Out of nowhere, we hit an “air pocket” and the bid to the market was gone. After establishing a low Monday, the market rallied the rest of the week and formed a “V” bottom. The initial drop tells me that there was a legitimate concern with the Yen-Carry trade. Most of the large brokerage firms that clear hedge fund trades also engage in proprietary trading and they know the risk exposure. On the retail side of the equation, the public was reassured to stay the course. Paper losses were mitigated last week and now retail traders are hoping for another rally to make them whole. I believe a warning shot has been fired and the market will retest the lows from Monday.

The “air pocket” I spoke of is caused by fear and it suggests that liquidity is drying up. A few weeks ago, China raised its reserve requirements. Two weeks ago, Japan raised interest rates and last week the ECB raised interest rates. Domestically, lenders are tightening credit policies after seeing the defaults in the sub-prime sector.

I see two problems. First, traders are over-leveraged. The run-up in emerging markets, the Yen-Carry trade, the premiums being paid in private equity deals and the debit margin carried by retail traders are examples of excess speculation. Secondly, the market lacks a catalyst. Earnings guidance indicates a single-digit growth rate for next quarter and the Fed is not going to ease. A few weeks ago, the path of least resistance was up and that was all the market needed to move higher.
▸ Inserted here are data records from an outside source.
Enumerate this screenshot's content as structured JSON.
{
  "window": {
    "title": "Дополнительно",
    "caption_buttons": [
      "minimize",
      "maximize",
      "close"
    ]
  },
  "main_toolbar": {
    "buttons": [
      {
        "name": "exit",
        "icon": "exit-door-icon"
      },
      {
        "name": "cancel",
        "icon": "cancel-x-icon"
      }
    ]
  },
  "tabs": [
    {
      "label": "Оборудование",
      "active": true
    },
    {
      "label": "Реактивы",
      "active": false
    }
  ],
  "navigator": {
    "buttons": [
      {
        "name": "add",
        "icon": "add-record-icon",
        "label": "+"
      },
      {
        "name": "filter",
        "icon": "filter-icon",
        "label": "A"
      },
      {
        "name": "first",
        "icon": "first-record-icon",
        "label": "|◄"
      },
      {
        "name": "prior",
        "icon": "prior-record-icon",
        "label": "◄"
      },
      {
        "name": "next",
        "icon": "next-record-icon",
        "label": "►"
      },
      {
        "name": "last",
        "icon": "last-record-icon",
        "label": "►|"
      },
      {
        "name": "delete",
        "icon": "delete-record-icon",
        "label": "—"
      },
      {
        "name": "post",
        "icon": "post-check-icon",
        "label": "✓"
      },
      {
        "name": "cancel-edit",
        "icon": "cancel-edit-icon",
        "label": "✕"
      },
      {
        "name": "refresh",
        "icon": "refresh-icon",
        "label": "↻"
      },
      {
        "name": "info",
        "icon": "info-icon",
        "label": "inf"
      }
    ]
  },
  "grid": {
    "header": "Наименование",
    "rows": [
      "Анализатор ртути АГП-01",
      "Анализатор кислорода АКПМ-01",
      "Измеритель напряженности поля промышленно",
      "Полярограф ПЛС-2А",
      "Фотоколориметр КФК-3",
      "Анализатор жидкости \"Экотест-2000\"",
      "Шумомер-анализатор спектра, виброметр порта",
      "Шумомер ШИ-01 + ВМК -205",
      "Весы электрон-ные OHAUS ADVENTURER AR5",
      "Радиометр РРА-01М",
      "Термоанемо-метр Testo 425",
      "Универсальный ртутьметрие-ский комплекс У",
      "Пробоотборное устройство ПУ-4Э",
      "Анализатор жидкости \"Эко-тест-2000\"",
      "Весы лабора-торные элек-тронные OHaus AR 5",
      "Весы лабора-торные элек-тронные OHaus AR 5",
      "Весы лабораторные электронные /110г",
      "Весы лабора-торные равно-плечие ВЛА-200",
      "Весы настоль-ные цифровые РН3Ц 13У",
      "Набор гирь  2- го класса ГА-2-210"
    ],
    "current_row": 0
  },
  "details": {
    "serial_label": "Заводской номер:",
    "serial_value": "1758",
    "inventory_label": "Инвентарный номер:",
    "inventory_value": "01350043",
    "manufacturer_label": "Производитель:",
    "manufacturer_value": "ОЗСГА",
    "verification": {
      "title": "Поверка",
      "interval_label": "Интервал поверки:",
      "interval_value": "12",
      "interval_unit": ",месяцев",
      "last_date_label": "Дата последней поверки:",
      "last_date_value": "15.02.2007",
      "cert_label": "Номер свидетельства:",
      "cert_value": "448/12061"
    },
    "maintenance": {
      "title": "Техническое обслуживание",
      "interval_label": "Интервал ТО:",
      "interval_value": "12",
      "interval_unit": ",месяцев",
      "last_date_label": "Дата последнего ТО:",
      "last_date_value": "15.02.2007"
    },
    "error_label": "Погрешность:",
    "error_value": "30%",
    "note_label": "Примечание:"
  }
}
There are three events that will drive the market this week: quadruple witching, earnings from Goldman Sachs, and the CPI/PPI. SPY 141 is a critical level because a number of technical indicators are converging on that point. Some traders will view it as a pivot point to switch from short to long. Last week’s bounce represented a Fibonacci retracement. The rally brought the SPY right to its 100-day moving average and to a horizontal support/resistance level. A close above SPY 141will put me into the “neutral camp” and a pullback will confirm my short-term bearish bias. At this juncture, we have to take our lead from the price action. In very short order, the market will tell us how to position ourselves.